Gdy pokryły ją ciemne sińce Harry złapał przeciwnika z zamiarem przyłożenia mu z kolana w twarz, jednak kula ognia wystrzelona z ręki przeciwnika powstrzymała go.
Dragon Ball?

Za Izualem stało ośmiu zbrojnych, zbroje zasłaniały im twarze, a ciężkie półtoraręczne miecze zwisały z pochew u pasów.
*Sprawdza, czy coś zwisa mu z pochew* Uff, na szczęście nic.

Harry utworzył w palcach czerwono złotą kulkę i rzucił nią w Izuala, jednak ten sparował atak.
Powiem wam, że chyba stanę się wiernym czytelnikiem. To jest aż tak głupie, że wciąga ^^

- Panowie, zajmijcie się nim. – syknął przez zaciśnięte zęby.
W tej chwili cały Hogwart zaczął walczyć, nawet uczniowie rzucali zaklęcia, mordercze i inne.
Zamek wyciągnął z wieżyczki swoją różdżkę i też rzucił zaklęcie.

Zbrojni Izuala szybko padli pod naporem uczniów i nauczycieli, jednak sam przybysz dalej miał na twarzy satysfakcjonujący uśmiech.
On umiał oddychać pod stertą ludzi.

Harry popatrzył na ciało Albusa, w tej chwili nie liczyło się nic tylko jego pogrzeb i wybór nowego dyrektora
Szczególnie to drugie, bo pogrzeby to nudaaaa.

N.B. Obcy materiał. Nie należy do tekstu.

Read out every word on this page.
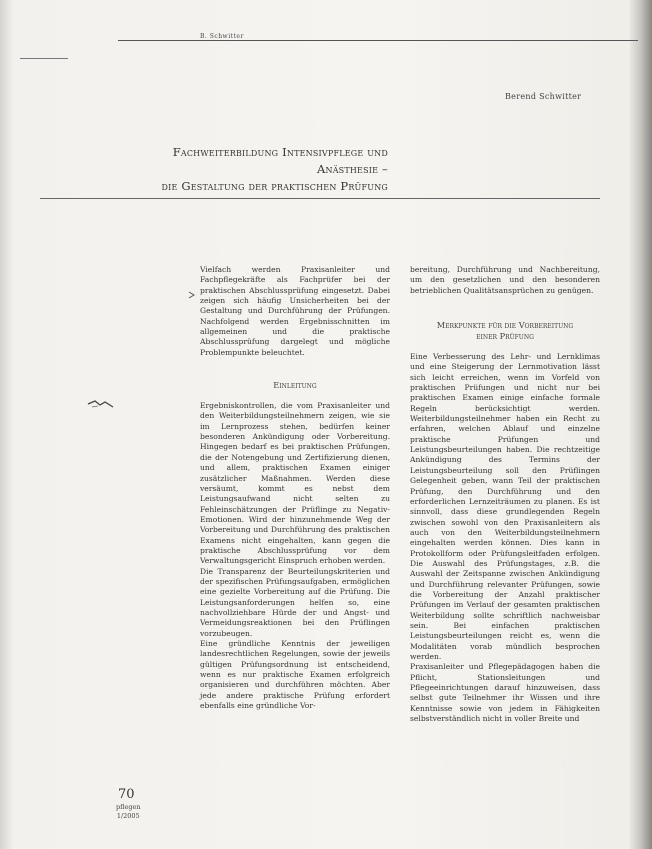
B. Schwitter
Berend Schwitter
Fachweiterbildung Intensivpflege und
Anästhesie –
die Gestaltung der praktischen Prüfung

Vielfach werden Praxisanleiter und Fachpflegekräfte als Fachprüfer bei der praktischen Abschlussprüfung eingesetzt. Dabei zeigen sich häufig Unsicherheiten bei der Gestaltung und Durchführung der Prüfungen. Nachfolgend werden Ergebnisschnitten im allgemeinen und die praktische Abschlussprüfung dargelegt und mögliche Problempunkte beleuchtet.

Einleitung

Ergebniskontrollen, die vom Praxisanleiter und den Weiterbildungsteilnehmern zeigen, wie sie im Lernprozess stehen, bedürfen keiner besonderen Ankündigung oder Vorbereitung. Hingegen bedarf es bei praktischen Prüfungen, die der Notengebung und Zertifizierung dienen, und allem, praktischen Examen einiger zusätzlicher Maßnahmen. Werden diese versäumt, kommt es nebst dem Leistungsaufwand nicht selten zu Fehleinschätzungen der Prüflinge zu Negativ-Emotionen. Wird der hinzunehmende Weg der Vorbereitung und Durchführung des praktischen Examens nicht eingehalten, kann gegen die praktische Abschlussprüfung vor dem Verwaltungsgericht Einspruch erhoben werden.

Die Transparenz der Beurteilungskriterien und der spezifischen Prüfungsaufgaben, ermöglichen eine gezielte Vorbereitung auf die Prüfung. Die Leistungsanforderungen helfen so, eine nachvollziehbare Hürde der und Angst- und Vermeidungsreaktionen bei den Prüflingen vorzubeugen.

Eine gründliche Kenntnis der jeweiligen landesrechtlichen Regelungen, sowie der jeweils gültigen Prüfungsordnung ist entscheidend, wenn es nur praktische Examen erfolgreich organisieren und durchführen möchten. Aber jede andere praktische Prüfung erfordert ebenfalls eine gründliche Vor-

bereitung, Durchführung und Nachbereitung, um den gesetzlichen und den besonderen betrieblichen Qualitätsansprüchen zu genügen.

Merkpunkte für die Vorbereitung
einer Prüfung

Eine Verbesserung des Lehr- und Lernklimas und eine Steigerung der Lernmotivation lässt sich leicht erreichen, wenn im Vorfeld von praktischen Prüfungen und nicht nur bei praktischen Examen einige einfache formale Regeln berücksichtigt werden. Weiterbildungsteilnehmer haben ein Recht zu erfahren, welchen Ablauf und einzelne praktische Prüfungen und Leistungsbeurteilungen haben. Die rechtzeitige Ankündigung des Termins der Leistungsbeurteilung soll den Prüflingen Gelegenheit geben, wann Teil der praktischen Prüfung, den Durchführung und den erforderlichen Lernzeiträumen zu planen. Es ist sinnvoll, dass diese grundlegenden Regeln zwischen sowohl von den Praxisanleitern als auch von den Weiterbildungsteilnehmern eingehalten werden können. Dies kann in Protokollform oder Prüfungsleitfaden erfolgen. Die Auswahl des Prüfungstages, z.B. die Auswahl der Zeitspanne zwischen Ankündigung und Durchführung relevanter Prüfungen, sowie die Vorbereitung der Anzahl praktischer Prüfungen im Verlauf der gesamten praktischen Weiterbildung sollte schriftlich nachweisbar sein. Bei einfachen praktischen Leistungsbeurteilungen reicht es, wenn die Modalitäten vorab mündlich besprochen werden.

Praxisanleiter und Pflegepädagogen haben die Pflicht, Stationsleitungen und Pflegeeinrichtungen darauf hinzuweisen, dass selbst gute Teilnehmer ihr Wissen und ihre Kenntnisse sowie von jedem in Fähigkeiten selbstverständlich nicht in voller Breite und

70
pflegen
1/2005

przed całą szkołą zmaterializowała się koperta gigantycznych rozmiarów zaadresowana do Pottera, pod spodem był napis w złotym kolorze.
Ale się wylansowali tym złotem.

Izual zniknął, jednak wszyscy wiedzieli że Westmoreland w porównaniu z nim to była łagodna owieczka. Harry wtulił się w Hermionę i płakał jak małe dziecko, odszedł człowiek, który mimo pomyłek był dla niego jak dziadek i jak dziadka go kochał.
Jestem wstrząśnięty... Po raz pierwszy od dłuższego czasu widzę, żeby Harry lubił Dumbledora...

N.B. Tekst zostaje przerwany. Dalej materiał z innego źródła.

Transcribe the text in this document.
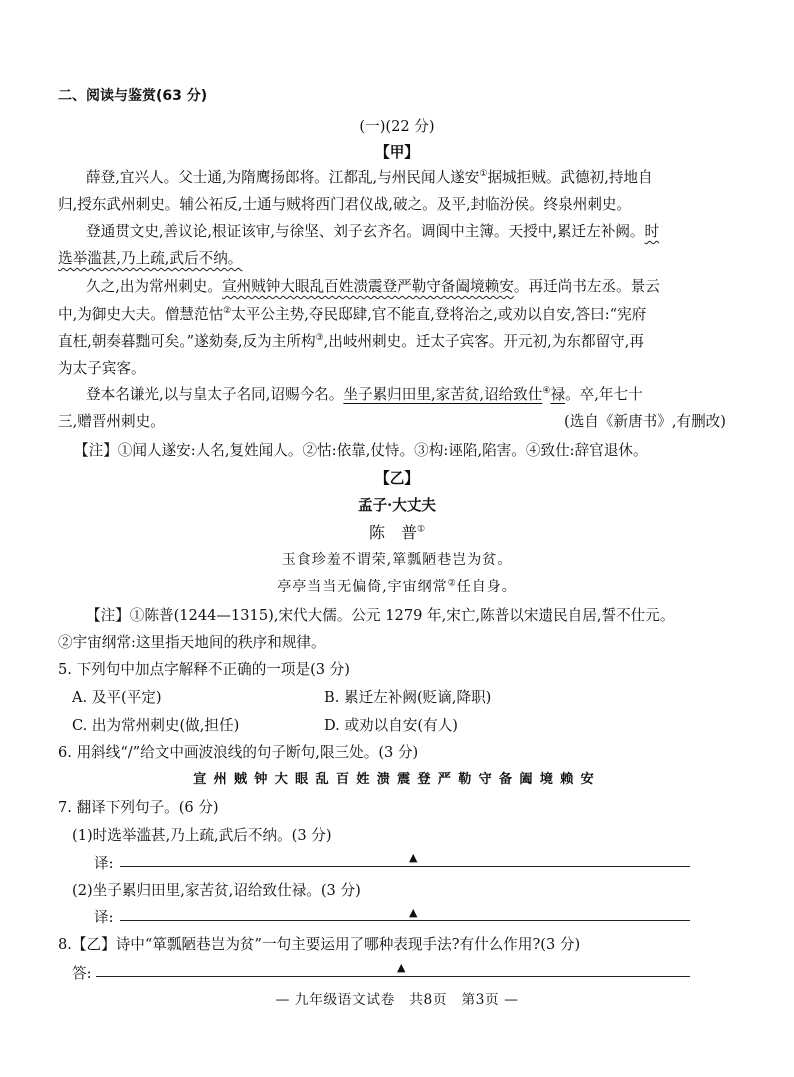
二、阅读与鉴赏(63 分)
(一)(22 分)
【甲】
薛登,宜兴人。父士通,为隋鹰扬郎将。江都乱,与州民闻人遂安①据城拒贼。武德初,持地自
归,授东武州刺史。辅公祏反,士通与贼将西门君仪战,破之。及平,封临汾侯。终泉州刺史。
登通贯文史,善议论,根证该审,与徐坚、刘子玄齐名。调阆中主簿。天授中,累迁左补阙。时
选举滥甚,乃上疏,武后不纳。
久之,出为常州刺史。宣州贼钟大眼乱百姓溃震登严勒守备阖境赖安。再迁尚书左丞。景云
中,为御史大夫。僧慧范怙②太平公主势,夺民邸肆,官不能直,登将治之,或劝以自安,答曰:“宪府
直枉,朝奏暮黜可矣。”遂劾奏,反为主所构③,出岐州刺史。迁太子宾客。开元初,为东都留守,再
为太子宾客。
登本名谦光,以与皇太子名同,诏赐今名。坐子累归田里,家苦贫,诏给致仕④禄。卒,年七十
三,赠晋州刺史。	(选自《新唐书》,有删改)
【注】①闻人遂安:人名,复姓闻人。②怙:依靠,仗恃。③构:诬陷,陷害。④致仕:辞官退休。
【乙】
孟子·大丈夫
陈　普①
玉食珍羞不谓荣,箪瓢陋巷岂为贫。
亭亭当当无偏倚,宇宙纲常②任自身。
【注】①陈普(1244—1315),宋代大儒。公元 1279 年,宋亡,陈普以宋遗民自居,誓不仕元。
②宇宙纲常:这里指天地间的秩序和规律。
5. 下列句中加点字解释不正确的一项是(3 分)
A. 及平(平定)	B. 累迁左补阙(贬谪,降职)
C. 出为常州刺史(做,担任)	D. 或劝以自安(有人)
6. 用斜线“/”给文中画波浪线的句子断句,限三处。(3 分)
宣州贼钟大眼乱百姓溃震登严勒守备阖境赖安
7. 翻译下列句子。(6 分)
(1)时选举滥甚,乃上疏,武后不纳。(3 分)
译:	▲
(2)坐子累归田里,家苦贫,诏给致仕禄。(3 分)
译:	▲
8.【乙】诗中“箪瓢陋巷岂为贫”一句主要运用了哪种表现手法?有什么作用?(3 分)
答:	▲
— 九年级语文试卷　共8页　第3页 —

Hermiona głaskała męża po włosach na oczach całej szkoły,
Głaskanie na oczach musi być bardzo intymne.

Tymczasem zło rosło w siłę i było gotowe zmiażdżyć ostatni bastion jasnej strony.
Zuo jest zUe!

**WSPOMNIENIE**
KWIK!

Ciało Dumbledore`a leżało na posadzce oczyszczonej przez Pottera.
Wyczyścił posadzkę, nie dyrektora.

Cały Hogwart płakał,
Po chwili zatopił kilkaset uczniów, zgromadzonych w pobliżu.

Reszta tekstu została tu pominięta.